Eight Republicans abandoned Bush and voted to change his plan: Sens. Sam Brownback of Kansas, Ben Nighthorse Campbell of Colorado, Saxby Chambliss of Georgia, Susan Collins and Olympia Snowe of Maine, John Ensign of Nevada, Lindsey Graham of South Carolina, and Lisa Murkowski of Alaska.

Democrats who opposed the loan proposal were Joseph Biden of Delaware, Maria Cantwell of Washington, Daniel Inouye of Hawaii, and Zell Miller of Georgia.

Under the bipartisan loan amendment, the money would be transformed into a grant if other countries agreed to forgive at least 90 percent of the debt they were owed by Iraq. That debt is usually estimated at between $90 billion and $127 billion.

While the Senate bill provided the full $20.3 billion for rebuilding that Bush sought, the House measure chopped it down to $18.6 billion. It did so by erasing politically fragile proposals: funds for buying $50,000 garbage trucks, creating Iraqi ZIP codes and restoring the country's marshlands.

The administration and its supporters wanted the rebuilding assistance to be entirely grants financed by U.S. taxpayers. They warned that loans would nurture Arab suspicions about the United States' true motivation in Iraq.

"The battle for the hearts and minds of the Iraqi people is not over by a long shot," said McCain. He said the amendment "will send a clear signal that the United States is really, really there for the oil."

Cheney called senators during the day hoping to block the loan plan, congressional aides said. And two senators -- Arlen Specter, R-Pa., and Kay Bailey Hutchison, R-Texas, who had initially said they supported loans switched Thursday and said they had been persuaded to oppose them.
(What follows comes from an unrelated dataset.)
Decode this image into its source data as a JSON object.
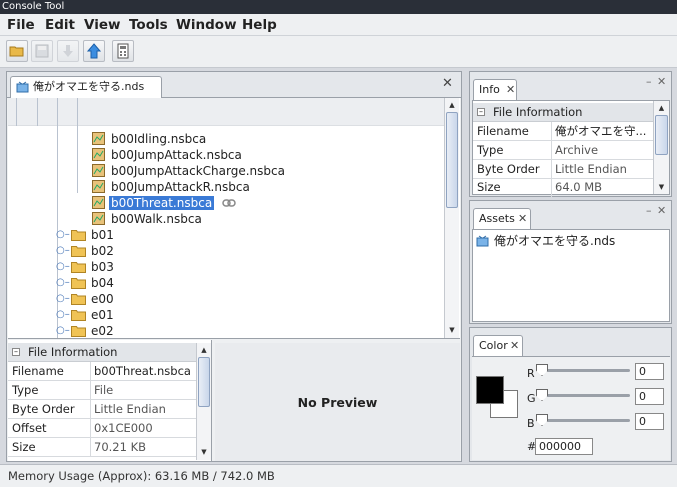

But as the day wore on in the Senate, expressions of optimism by administration officials and GOP Senate aides faded.

The White House budget office released a statement saying the administration strongly opposed loans. But the letter omitted any mention of a veto threat, which the office sometimes includes to send a strong message of opposition.

The sponsors of the Senate loan amendment were Republicans Chambliss, Collins, Ensign, Graham, and Snowe and Democratic Sens. Evan Bayh of Indiana, Hillary Rodham Clinton of New York, and Ben Nelson of Nebraska.

"The loan is there to give an incentive to the holders of prewar debt to forgive their loans, and then we will forgive ours," Nelson said.

Sens. Robert Byrd, D-W.Va., and Joseph Lieberman, D-Conn., did not vote.

The Associated Press contributed to this report.